名店や老舗店の名前がかなり挙がりましたが、個性的なうどんを食べさせてくれる店も高松の街中にありましたか?
 憶えているのは片原町の古天神の前にあった店で、名前は「はじま」って言っとったかな。そこで、どじょううどんを食べた。昭和40年代の半ばくらいに。大きなどじょうがまるまる一匹、うどんの上にのっとった。エッ、食べた感じ? ちょっと骨っぽかった。食べると口の中が〝ジャカジャカ〟した(笑)。店主はもともと善通寺で映画館を経営してたんやけど、それがダメになってうどん屋を始めたはずや。最近まで店をしよったように思う。

 どじょううどんは、JR鬼無駅から東の方にあった店でも食べたことがある。昭和40年代か50年代に。そこも食べると口の中が〝ジャカジャカ〟したな(笑)。

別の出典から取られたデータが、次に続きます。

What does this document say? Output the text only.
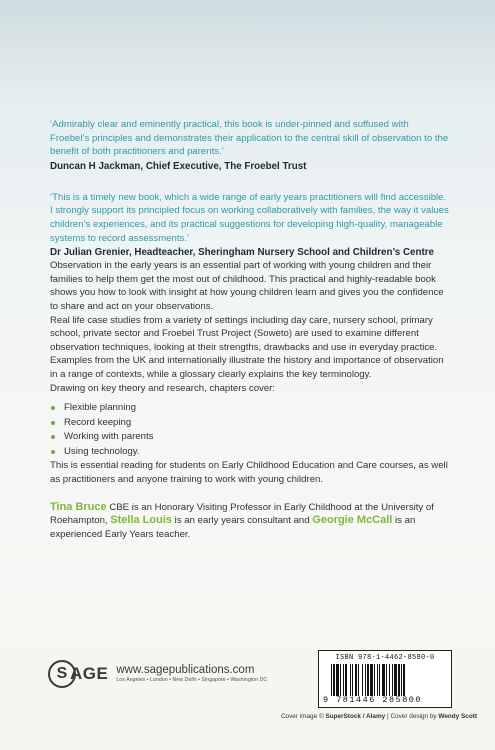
‘Admirably clear and eminently practical, this book is under-pinned and suffused with Froebel’s principles and demonstrates their application to the central skill of observation to the benefit of both practitioners and parents.’

Duncan H Jackman, Chief Executive, The Froebel Trust

‘This is a timely new book, which a wide range of early years practitioners will find accessible. I strongly support its principled focus on working collaboratively with families, the way it values children’s experiences, and its practical suggestions for developing high-quality, manageable systems to record assessments.’

Dr Julian Grenier, Headteacher, Sheringham Nursery School and Children’s Centre

Observation in the early years is an essential part of working with young children and their families to help them get the most out of childhood. This practical and highly-readable book shows you how to look with insight at how young children learn and gives you the confidence to share and act on your observations.

Real life case studies from a variety of settings including day care, nursery school, primary school, private sector and Froebel Trust Project (Soweto) are used to examine different observation techniques, looking at their strengths, drawbacks and use in everyday practice. Examples from the UK and internationally illustrate the history and importance of observation in a range of contexts, while a glossary clearly explains the key terminology.

Drawing on key theory and research, chapters cover:

Flexible planning
Record keeping
Working with parents
Using technology.

This is essential reading for students on Early Childhood Education and Care courses, as well as practitioners and anyone training to work with young children.

Tina Bruce CBE is an Honorary Visiting Professor in Early Childhood at the University of Roehampton, Stella Louis is an early years consultant and Georgie McCall is an experienced Early Years teacher.

S AGE www.sagepublications.com
Los Angeles • London • New Delhi • Singapore • Washington DC
ISBN 978-1-4462-8580-0
9 781446 285800
Cover image © SuperStock / Alamy | Cover design by Wendy Scott
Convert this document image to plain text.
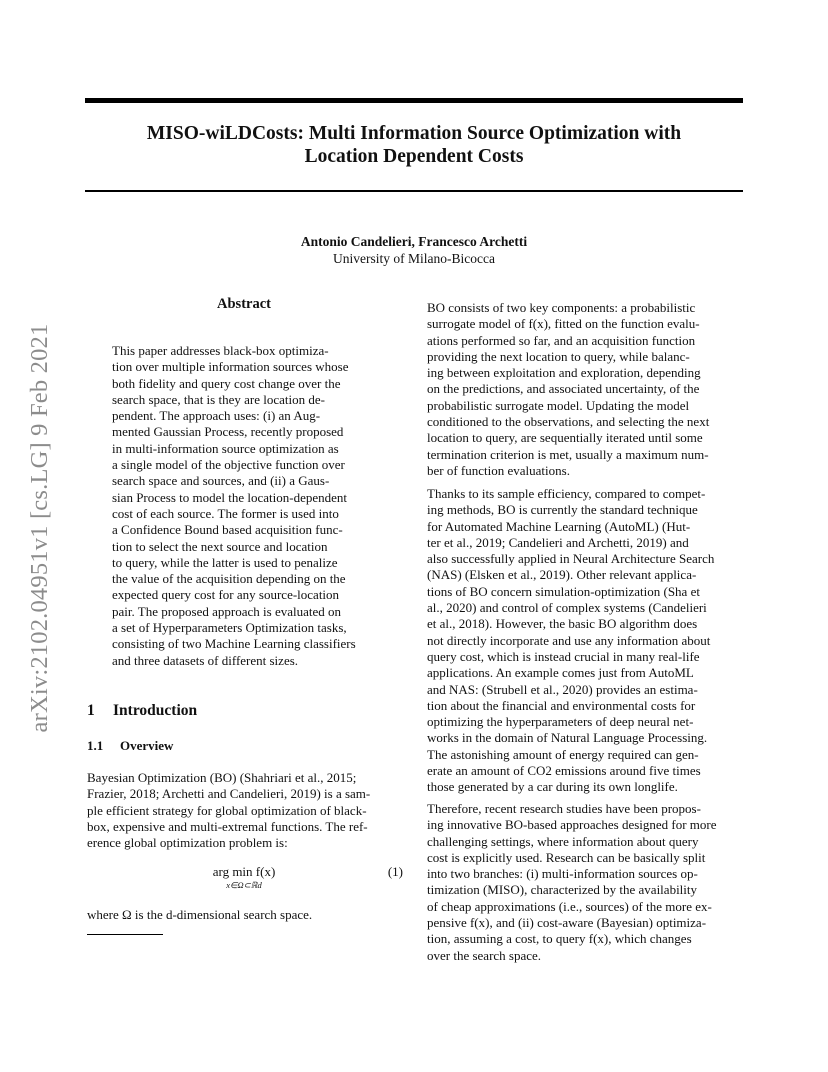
MISO-wiLDCosts: Multi Information Source Optimization with
Location Dependent Costs
Antonio Candelieri, Francesco Archetti
University of Milano-Bicocca
arXiv:2102.04951v1 [cs.LG] 9 Feb 2021
Abstract
This paper addresses black-box optimiza-
tion over multiple information sources whose
both fidelity and query cost change over the
search space, that is they are location de-
pendent. The approach uses: (i) an Aug-
mented Gaussian Process, recently proposed
in multi-information source optimization as
a single model of the objective function over
search space and sources, and (ii) a Gaus-
sian Process to model the location-dependent
cost of each source. The former is used into
a Confidence Bound based acquisition func-
tion to select the next source and location
to query, while the latter is used to penalize
the value of the acquisition depending on the
expected query cost for any source-location
pair. The proposed approach is evaluated on
a set of Hyperparameters Optimization tasks,
consisting of two Machine Learning classifiers
and three datasets of different sizes.
1 Introduction
1.1 Overview
Bayesian Optimization (BO) (Shahriari et al., 2015;
Frazier, 2018; Archetti and Candelieri, 2019) is a sam-
ple efficient strategy for global optimization of black-
box, expensive and multi-extremal functions. The ref-
erence global optimization problem is:
arg min f(x)
x∈Ω⊂ℝd
(1)
where Ω is the d-dimensional search space.
BO consists of two key components: a probabilistic
surrogate model of f(x), fitted on the function evalu-
ations performed so far, and an acquisition function
providing the next location to query, while balanc-
ing between exploitation and exploration, depending
on the predictions, and associated uncertainty, of the
probabilistic surrogate model. Updating the model
conditioned to the observations, and selecting the next
location to query, are sequentially iterated until some
termination criterion is met, usually a maximum num-
ber of function evaluations.
Thanks to its sample efficiency, compared to compet-
ing methods, BO is currently the standard technique
for Automated Machine Learning (AutoML) (Hut-
ter et al., 2019; Candelieri and Archetti, 2019) and
also successfully applied in Neural Architecture Search
(NAS) (Elsken et al., 2019). Other relevant applica-
tions of BO concern simulation-optimization (Sha et
al., 2020) and control of complex systems (Candelieri
et al., 2018). However, the basic BO algorithm does
not directly incorporate and use any information about
query cost, which is instead crucial in many real-life
applications. An example comes just from AutoML
and NAS: (Strubell et al., 2020) provides an estima-
tion about the financial and environmental costs for
optimizing the hyperparameters of deep neural net-
works in the domain of Natural Language Processing.
The astonishing amount of energy required can gen-
erate an amount of CO2 emissions around five times
those generated by a car during its own longlife.
Therefore, recent research studies have been propos-
ing innovative BO-based approaches designed for more
challenging settings, where information about query
cost is explicitly used. Research can be basically split
into two branches: (i) multi-information sources op-
timization (MISO), characterized by the availability
of cheap approximations (i.e., sources) of the more ex-
pensive f(x), and (ii) cost-aware (Bayesian) optimiza-
tion, assuming a cost, to query f(x), which changes
over the search space.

 それと街中ではないけど、昭和30年代に香川でたらいうどんを食べさせてくれるところがあった。

湧き水を使ったたらいうどんが食べられた?

昭和30年代に香川でたらいうどんの店?
 「湧泉(ゆうせん)亭」って名前の店やけど、ここはあんまりよく憶えてない。でも確か、たらいうどんをやってたように思う。高級な店で文化人や著名人も行っとったようや。いつまであったかは知らん。
場所は?
 庵治(高松市)に閼伽井(あかい)霊泉っていう湧き水の場所があるんやけど、そのすぐそば。うどんにも湧き水を使っとった。アッ、そうや! 「湧泉亭」の箸袋がある。持って来るからちょっと待ってな…。
 これが「湧泉亭」の箸袋や!!
この時代にうどん屋でオリジナルの箸袋って凄いですね。
 箸袋の裏に閼伽井(あかい)霊泉の紹介文が書かれとるな。「今から約千年の昔 弘法大師の手によって…」。これあげるから、古いうどん屋を調べるときの何かの参考にして!
貴重なお話と箸袋、しっかりといただきました。どうもありがとうございました。